With à la Carte Learning, a Million Flowers Bloom
Much of America is still trying to get its head around the idea of “school choice.” But in Florida, the state that’s been leading the charge for a quarter century, more than 100,000 families are already zooming to the next frontier – not just school choice, but education choice.
What we call “à la carte education” in Florida is the fastest-growing choice option in the country. It’s when parents use state support to customize their child’s learning completely outside of full-time schools by picking and choosing from an ever-expanding menu of educational providers.
Think of it like Spotify for education. The possible combinations are endless.
This playlist approach is possible thanks to the emergence of flexible choice scholarships called education savings accounts (ESAs). In the wake of the pandemic, ESAs have been all the rage, with state after state creating them. Unlike the traditional “school choice voucher,” ESAs can be used not just for private school tuition, but for tutors, therapists, digital technology, curriculum, and all kinds of other state-approved educational expenses.
No state is further along in showing what’s possible with ESAs than Florida. In a new data brief, we highlight some of the basic but powerful stats that tell the story:
- Last year, 108,850 students in Florida participated in à la carte learning, up from 8,465 five years ago. This year, the number will exceed 140,000.
- Last year, 4,318 business providers served those families, more than double the year prior. Many of those providers fall into traditional categories like tutors and therapists, but more specialized, niche providers are also emerging.
- This year, à la carte families will spend more than $1 billion in ESA funds, up from $320 million two years ago.
Florida created its first ESA in 2014 for students with special needs, and it was their parents who pioneered à la carte learning. Within a few years, thousands of them were creatively cobbling together programming from multiple providers.

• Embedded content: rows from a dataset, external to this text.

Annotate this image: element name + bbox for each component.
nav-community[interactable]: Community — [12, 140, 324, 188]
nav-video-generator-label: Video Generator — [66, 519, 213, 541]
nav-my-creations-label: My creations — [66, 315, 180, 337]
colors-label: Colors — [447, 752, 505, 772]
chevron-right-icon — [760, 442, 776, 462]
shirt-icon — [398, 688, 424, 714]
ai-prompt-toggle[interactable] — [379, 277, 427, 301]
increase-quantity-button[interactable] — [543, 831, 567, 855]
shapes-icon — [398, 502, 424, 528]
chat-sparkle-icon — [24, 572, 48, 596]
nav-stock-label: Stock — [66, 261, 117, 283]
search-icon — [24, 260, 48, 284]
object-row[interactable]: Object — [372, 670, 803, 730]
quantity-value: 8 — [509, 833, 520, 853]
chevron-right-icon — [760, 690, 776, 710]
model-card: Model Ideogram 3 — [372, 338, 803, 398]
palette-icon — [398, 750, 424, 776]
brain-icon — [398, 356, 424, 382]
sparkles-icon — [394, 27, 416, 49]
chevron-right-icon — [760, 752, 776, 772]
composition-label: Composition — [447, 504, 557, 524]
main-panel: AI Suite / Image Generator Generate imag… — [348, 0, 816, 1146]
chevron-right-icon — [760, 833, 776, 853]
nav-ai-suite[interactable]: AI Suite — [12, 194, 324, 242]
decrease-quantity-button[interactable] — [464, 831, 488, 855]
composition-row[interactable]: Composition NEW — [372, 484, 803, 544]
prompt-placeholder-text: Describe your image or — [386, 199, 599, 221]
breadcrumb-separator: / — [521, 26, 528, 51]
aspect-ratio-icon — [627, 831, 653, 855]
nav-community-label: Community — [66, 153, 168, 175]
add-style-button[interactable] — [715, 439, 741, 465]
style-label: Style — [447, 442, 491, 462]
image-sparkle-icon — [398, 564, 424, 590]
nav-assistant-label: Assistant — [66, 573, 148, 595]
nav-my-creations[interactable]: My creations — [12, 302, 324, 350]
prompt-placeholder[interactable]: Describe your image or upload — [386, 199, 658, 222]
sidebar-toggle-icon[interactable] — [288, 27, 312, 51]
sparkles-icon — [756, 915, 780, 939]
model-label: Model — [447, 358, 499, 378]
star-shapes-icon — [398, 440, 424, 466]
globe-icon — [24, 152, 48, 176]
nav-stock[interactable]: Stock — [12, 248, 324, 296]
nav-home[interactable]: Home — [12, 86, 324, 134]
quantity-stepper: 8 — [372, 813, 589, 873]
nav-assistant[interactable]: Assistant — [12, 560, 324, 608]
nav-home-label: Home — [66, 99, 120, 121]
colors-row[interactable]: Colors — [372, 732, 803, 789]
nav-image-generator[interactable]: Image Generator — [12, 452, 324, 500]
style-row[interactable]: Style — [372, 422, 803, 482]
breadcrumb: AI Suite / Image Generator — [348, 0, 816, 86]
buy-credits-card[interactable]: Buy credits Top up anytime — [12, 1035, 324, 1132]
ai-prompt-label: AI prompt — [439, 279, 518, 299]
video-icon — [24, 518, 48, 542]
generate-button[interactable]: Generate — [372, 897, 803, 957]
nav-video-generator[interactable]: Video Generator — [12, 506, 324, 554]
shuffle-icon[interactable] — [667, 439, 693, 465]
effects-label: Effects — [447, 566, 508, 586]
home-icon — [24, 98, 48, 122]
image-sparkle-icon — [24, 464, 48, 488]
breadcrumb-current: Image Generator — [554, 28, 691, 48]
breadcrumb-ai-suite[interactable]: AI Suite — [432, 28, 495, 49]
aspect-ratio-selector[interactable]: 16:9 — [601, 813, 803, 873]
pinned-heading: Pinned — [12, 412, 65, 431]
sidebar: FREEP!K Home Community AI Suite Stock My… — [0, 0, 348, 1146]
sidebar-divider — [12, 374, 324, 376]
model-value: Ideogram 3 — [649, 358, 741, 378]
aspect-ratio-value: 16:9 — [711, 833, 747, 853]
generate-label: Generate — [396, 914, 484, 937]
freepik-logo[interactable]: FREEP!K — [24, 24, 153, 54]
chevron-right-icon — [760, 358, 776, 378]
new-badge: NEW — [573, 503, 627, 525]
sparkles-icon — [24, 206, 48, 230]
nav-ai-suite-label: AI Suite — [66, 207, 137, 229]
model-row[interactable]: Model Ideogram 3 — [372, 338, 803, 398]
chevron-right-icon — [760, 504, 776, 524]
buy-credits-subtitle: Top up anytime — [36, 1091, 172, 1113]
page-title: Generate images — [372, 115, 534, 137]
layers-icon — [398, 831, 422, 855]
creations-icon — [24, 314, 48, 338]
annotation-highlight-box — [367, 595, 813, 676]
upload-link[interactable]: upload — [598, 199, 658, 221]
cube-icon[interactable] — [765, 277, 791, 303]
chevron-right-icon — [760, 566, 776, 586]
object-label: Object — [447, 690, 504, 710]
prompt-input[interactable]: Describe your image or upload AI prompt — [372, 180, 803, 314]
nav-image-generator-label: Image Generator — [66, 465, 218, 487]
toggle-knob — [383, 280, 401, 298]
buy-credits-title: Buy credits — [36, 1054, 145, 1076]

When Florida created a new, general population ESA in 2023, the ranks of à la carte families immediately swelled to tens of thousands. They can be found in every corner of the state, and research shows families in rural areas are especially likely to maximize the flexibility of their ESAs by mixing and matching from more providers.
Families aren’t the only ones benefiting. The rise of this new education sector has expanded opportunities for education entrepreneurs, many of them former public school teachers. There is now a growing market for the “unbundled” programming many parents want.
One former public school teacher in South Florida created a service that customizes field trips for students with autism. Another in Tampa built a learning hub that combines a Montessori-based, hybrid homeschool with after-school tutoring. Yet another in metro Orlando created a mobile tutoring service while she was still in college, studying to be a teacher. Her “side hustle” turned out to be so lucrative serving à la carte families, she bypassed working in a traditional school.
As à la carte learning expands, legacy providers are re-thinking their roles. Already, 44 of Florida’s 67 public school districts are exploring ways to offer unbundled classes and other services to à la carte families. Ditto for charter schools, including Charter Schools USA, one of the biggest charter networks in America.
Even at this early stage, the result is a new dimension to what was already the most dynamic and diverse education system in America. The relentless expansion of choice in Florida has spurred the creation of hundreds of new schools, making the Sunshine State the living embodiment of a one-time school choice rallying cry: Let a thousand flowers bloom.
But with ESAs, hundreds of thousands of families in Florida can create customized learning programs from a mind-boggling assortment of innovative new providers. It’s entirely possible we’re now witnessing a million flowers in bloom.